California Biosimilar Bill Forwarded to State's Senate

Another state sets up the pathway for biosimilar substitution; however, the proposed legislation comes with restrictions on that practice.

The California State Assembly on August 26, 2013, approved the most recent biosimilar substitution bill, setting it up for a vote within the state’s senate.

Under the bill, which would be forwarded to Gov. Jerry Brown if passed by the senate, pharmacists would be permitted to substitute biosimilar products for a referenced biologic product if (1) the FDA has deemed the biosimilar product to be interchangeable with the prescribed medicine for the specified use and (2) the prescriber has not prohibited substitution.

The ability to substitute biosimilars comes with caveats, however. Prescriptions filled before January 1, 2017, would require pharmacies to notify the prescriber of substitution or enter the substitution in a patient record within 5 days of product selection. Pharmacists (1) could not select an interchangeable biosimilar product unless the cost to the patient was equal to or less than that of the reference biologic and (2) must notify patients of the product change.

Another provision in the bill would require the California State Board of Pharmacy to maintain a link to the current list of the FDA’s interchangeable biosimilar products, providing a list is available. The link must appear on a publicly accessible area on the board’s website.

The most recent bill text also notes that a conscious violation of the bill terms would amount to a misdemeanor, thus creating new crimes and the imposition of a state-mandated correction program.

The bill’s provisions do not apply to the administration of vaccines, section I of the proposed bill notes.

A similar bill, AB-1139, was introduced in the California Assembly on February, 22, 2013. Its first committee hearing was cancelled at the request of the bill author, according to the state’s legislative information page.

The California assembly’s action is the latest victory for biosimilar restrictions. Backed by pharmaceutical manufacturers Amgen and Genentech, the biosimilar restriction bills have only seen limited success, according to an August 22, 2013, article on Forbes. Of the 4 states enacting restriction bills, only 1 state, North Dakota, passed the bills without a sunset clause on the restrictions.

The Biotechnology Industry Organization, however, does not view the restrictions as such. Instead, the organization believes the restrictions provide the avenue for biosimilar substitution while also acknowledging the therapy’s complex makeup.

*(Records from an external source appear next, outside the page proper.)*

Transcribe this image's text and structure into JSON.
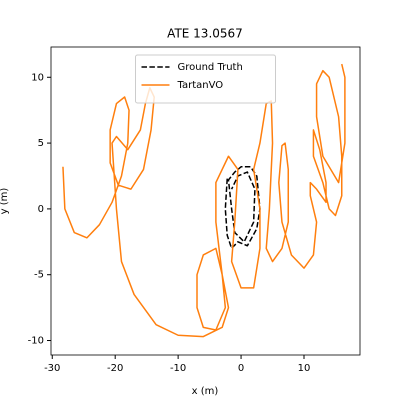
{
  "chart_data": {
    "type": "line",
    "title": "ATE 13.0567",
    "xlabel": "x (m)",
    "ylabel": "y (m)",
    "xlim": [
      -30.2,
      18.9
    ],
    "ylim": [
      -11.1,
      12.3
    ],
    "xticks": [
      -30,
      -20,
      -10,
      0,
      10
    ],
    "yticks": [
      -10,
      -5,
      0,
      5,
      10
    ],
    "legend": "upper center",
    "series": [
      {
        "name": "Ground Truth",
        "color": "#000000",
        "dashed": true,
        "x": [
          -2.2,
          -2.5,
          -2.2,
          -1.5,
          -0.5,
          1,
          2.5,
          3,
          2.5,
          1.5,
          0,
          -1,
          -2,
          -1.5,
          -1,
          0.5,
          2,
          2.2,
          1,
          -0.5,
          -1.5
        ],
        "y": [
          2.3,
          0,
          -2,
          -3,
          -2.5,
          -2.8,
          -1.5,
          0,
          2.5,
          3.2,
          3.2,
          2.8,
          2.2,
          0,
          -1.8,
          -2.5,
          -1,
          1.5,
          2.8,
          2.5,
          1.5
        ]
      },
      {
        "name": "TartanVO",
        "color": "#ff7f0e",
        "dashed": false,
        "x": [
          -28.3,
          -28,
          -26.5,
          -24.5,
          -22.5,
          -20.5,
          -19,
          -18,
          -17.8,
          -18.5,
          -19.8,
          -20.8,
          -20.8,
          -19.5,
          -17.5,
          -15.5,
          -14.3,
          -13.8,
          -14.5,
          -15.2,
          -16,
          -18,
          -19.8,
          -20.5,
          -19.8,
          -19,
          -17,
          -13.5,
          -10,
          -6,
          -3,
          -2,
          -3,
          -4,
          -6,
          -7,
          -7,
          -6,
          -4,
          -2.5,
          -3,
          -4,
          -4,
          -2,
          -0.5,
          -1,
          -1.5,
          0,
          2,
          3,
          3,
          2,
          3,
          4,
          4.8,
          5,
          4.5,
          4,
          5,
          6.5,
          7.5,
          7.5,
          7,
          6.5,
          6,
          6.5,
          8,
          10,
          11.5,
          12,
          11,
          11,
          12,
          13.5,
          13.5,
          12.5,
          11.5,
          11.5,
          13,
          14,
          15,
          16,
          16,
          15.5,
          14,
          13,
          12,
          12,
          13,
          15.5,
          16.5,
          16.5,
          16
        ],
        "y": [
          3.2,
          0,
          -1.8,
          -2.2,
          -1.2,
          0.5,
          2.5,
          5,
          7.5,
          8.5,
          8,
          6,
          3.5,
          1.8,
          1.5,
          3,
          6,
          8.5,
          9.2,
          8,
          6,
          4.5,
          5.5,
          5,
          0,
          -4,
          -6.5,
          -8.8,
          -9.6,
          -9.7,
          -9,
          -7.5,
          -5,
          -3,
          -3.5,
          -5,
          -7.5,
          -9,
          -9.2,
          -7.5,
          -5,
          -1,
          2,
          4,
          3,
          -1,
          -4,
          -6,
          -6,
          -3,
          0,
          3,
          5,
          8,
          8.2,
          5,
          0,
          -3,
          -4,
          -3,
          -1,
          3,
          5,
          4.8,
          2,
          -1,
          -3.5,
          -4.5,
          -3.5,
          -1,
          1,
          2,
          1.5,
          0.5,
          2,
          4.5,
          6,
          4,
          2,
          0,
          -0.5,
          1,
          4,
          7,
          10,
          10.5,
          9.5,
          7,
          4,
          2,
          5,
          10,
          11
        ]
      }
    ]
  }
}
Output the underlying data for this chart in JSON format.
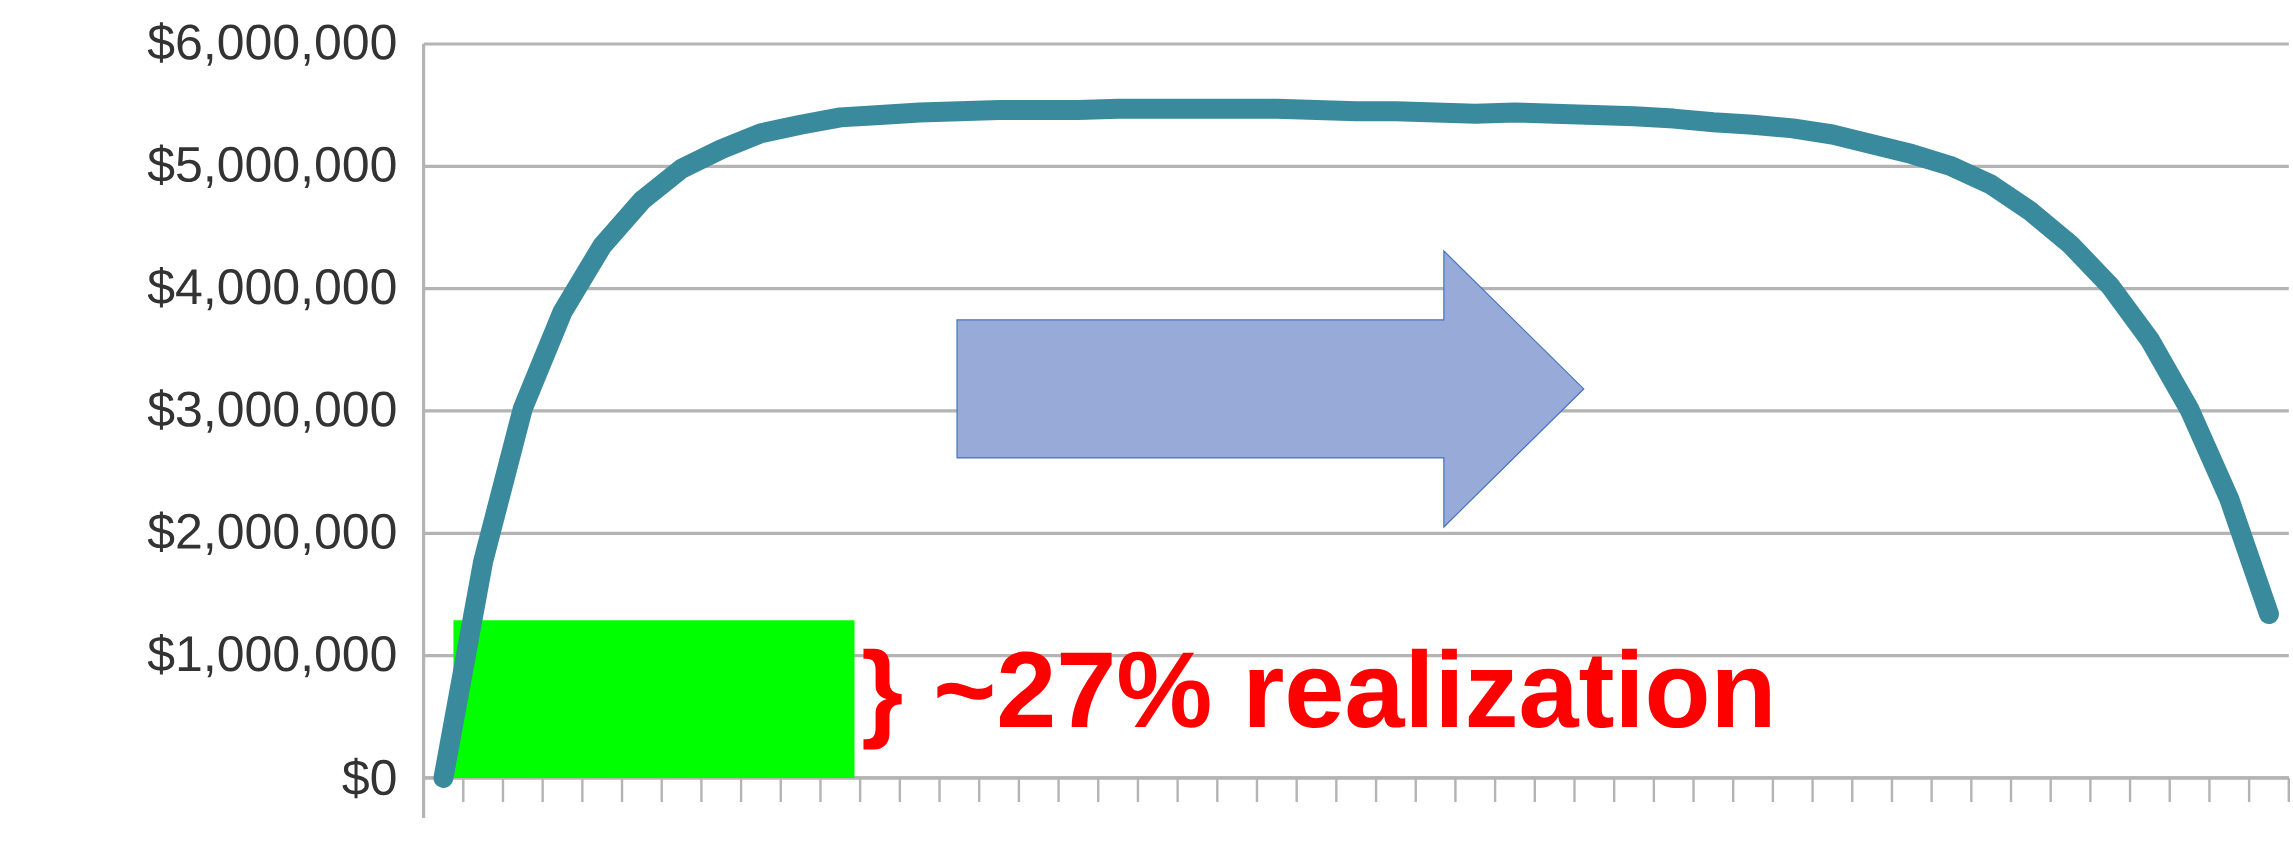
{
  "chart_data": {
    "type": "line",
    "categories": [
      null,
      null,
      null,
      null,
      null,
      null,
      null,
      null,
      null,
      null,
      null,
      null,
      null,
      null,
      null,
      null,
      null,
      null,
      null,
      null,
      null,
      null,
      null,
      null,
      null,
      null,
      null,
      null,
      null,
      null,
      null,
      null,
      null,
      null,
      null,
      null,
      null,
      null,
      null,
      null,
      null,
      null,
      null,
      null,
      null,
      null,
      null
    ],
    "series": [
      {
        "color": "#3a8a9e",
        "values": [
          0,
          1770000,
          3020000,
          3810000,
          4350000,
          4720000,
          4980000,
          5140000,
          5270000,
          5340000,
          5400000,
          5420000,
          5440000,
          5450000,
          5460000,
          5460000,
          5460000,
          5470000,
          5470000,
          5470000,
          5470000,
          5470000,
          5460000,
          5450000,
          5450000,
          5440000,
          5430000,
          5440000,
          5430000,
          5420000,
          5410000,
          5390000,
          5360000,
          5340000,
          5310000,
          5260000,
          5180000,
          5100000,
          5000000,
          4850000,
          4630000,
          4360000,
          4020000,
          3580000,
          3010000,
          2280000,
          1340000
        ]
      }
    ],
    "ylim": [
      0,
      6000000
    ],
    "yticks": [
      {
        "value": 0,
        "label": "$0"
      },
      {
        "value": 1000000,
        "label": "$1,000,000"
      },
      {
        "value": 2000000,
        "label": "$2,000,000"
      },
      {
        "value": 3000000,
        "label": "$3,000,000"
      },
      {
        "value": 4000000,
        "label": "$4,000,000"
      },
      {
        "value": 5000000,
        "label": "$5,000,000"
      },
      {
        "value": 6000000,
        "label": "$6,000,000"
      }
    ],
    "grid": "y",
    "bands": [
      {
        "axis": "y",
        "from": 0,
        "to": 1290000,
        "label": "} ~27% realization",
        "color": "#00ff00"
      }
    ]
  }
}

“This is another important step taken by the California State Legislature to ensure patients and physicians who are managing chronic conditions are made fully aware of which biologic drug is ultimately administered by the pharmacist,” James Greenwood, President and CEO of BIO, said in a statement.

“. . . Recognizing the importance of communication between the [patients, physicians, and pharmacists] is particularly relevant when a physician prescribes a biologic medicine, which may be personalized to a patient’s unique course of treatment.”